Tania berusaha menenangkan hati Maya."Sabar, ya, Sayang. Dewa itu memang cuek sekali. Tapi, dia itu baik. Mungkin karena kalian baru saling kenal."
"Iya, Tante. Aku akan berusaha," balas Maya.
"Iya harus. Ya sudah ayo kita makan." Tania menggandeng lengan Maya.
Sementara itu, Dewa dan Chica sedang mengambil makanan yang tersaji di meja.
"Kak, aku enggak suka ikan," protes Chica saat Dewa meletakkan ikan ke piringnya.
"Kamu harus makan ini, sayang. Ini bagus, buat tenaga kamu." Dewa mengerlingkan matanya memberi kode.
Chica hanya bisa tertunduk malu."Tapi, aku, enggak suka, Kak. Yang lain aja."
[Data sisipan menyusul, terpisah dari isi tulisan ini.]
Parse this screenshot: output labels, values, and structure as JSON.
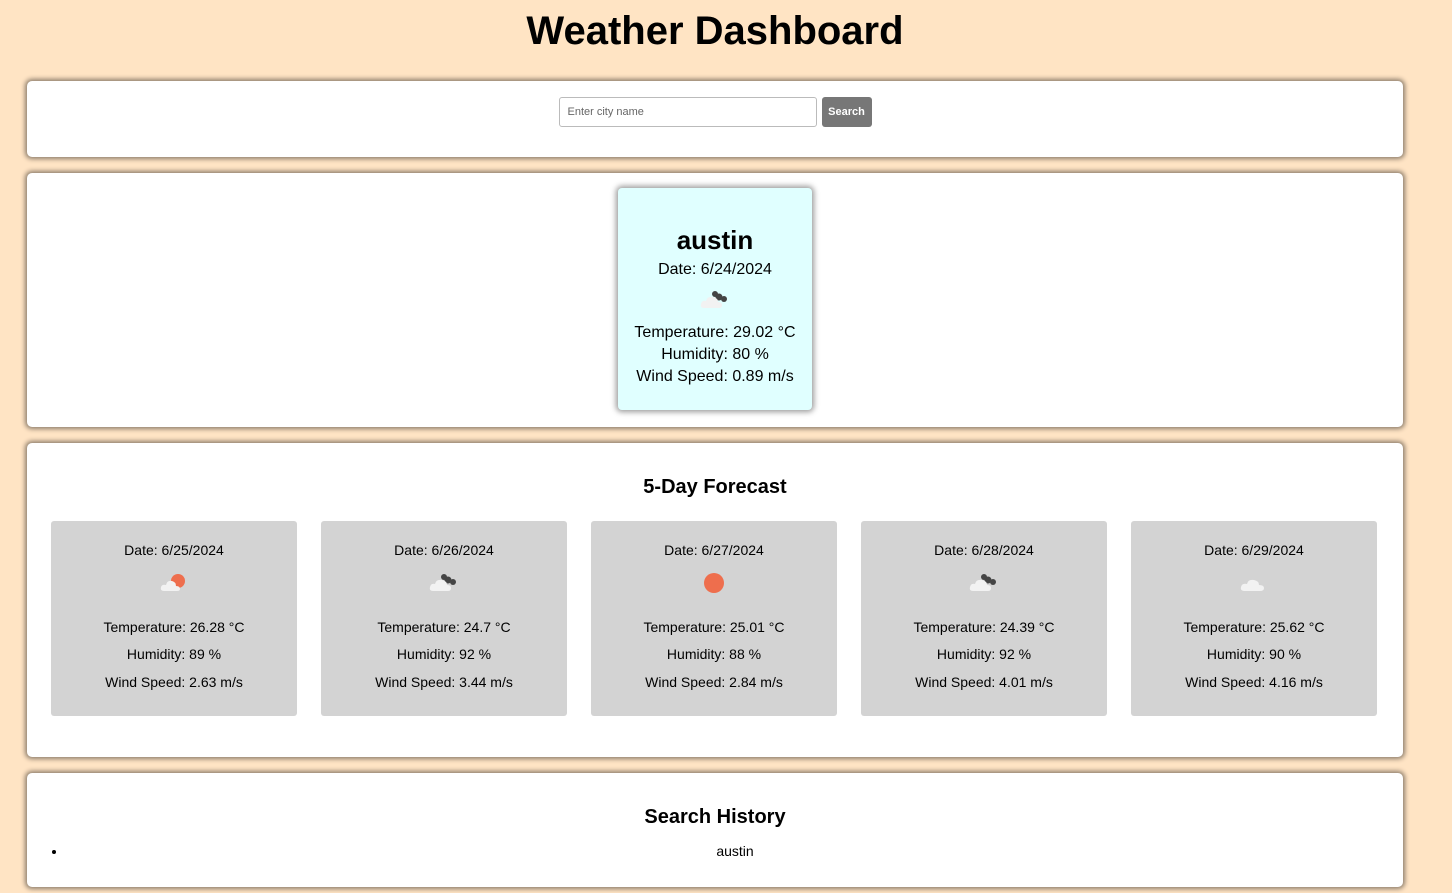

Dewa tertawa renyah."Kamu lucu banget,sih."
"Chica...," Panggil Tania.
Chica dan Dewa menoleh bersamaan. Tania datang bersama Maya.
"Iya, Tante?"
"Tante mau minta tolong, nih. Sebentar, yuk."
"Ma, Chica mau makan. Dia belum makan dari siang," protes Dewa.
"Cuma lima menit, abis itu bisa makan lagi. Penting. Ayo!" Tania langsung membawa Chica pergi dari sana.
"Hai, Wa. Ketemu lagi." Maya mengambil piring dan mengisinya dengan makanan.
"Iya, Hai," balas Dewa.
"Bisnismu berkembang cukup bagus," kata Maya tiba-tiba membicarakan masalah pekerjaan.
Dewa sedikit terkejut mendengar ucapan Maya. Saat ini, bisnis tekstil yang sedang ia jalani memang sedang berkembang pesat. Bagaimana Maya bisa tau tentang itu. Dewa pun menggelengkan kepalanya sejenak, pasti Mamanya yang memberi tahu pada Maya."Iya, terima kasih, Maya."
"Semoga suatu saat kita bisa bekerja sama, ya," kata Maya lagi.
"Bekerja sama dalam hal apa?"
"Aku punya bisnis kecil-kecilan, dalam bidang fashion. Aku dengar bahan yang kalian gunakan berkualitas. Mungkin saja perusahaan kamu bisa memasok bahan ke pabrikku," kata Maya membuat Dewa menjadi tertarik dan bicara lebih banyak.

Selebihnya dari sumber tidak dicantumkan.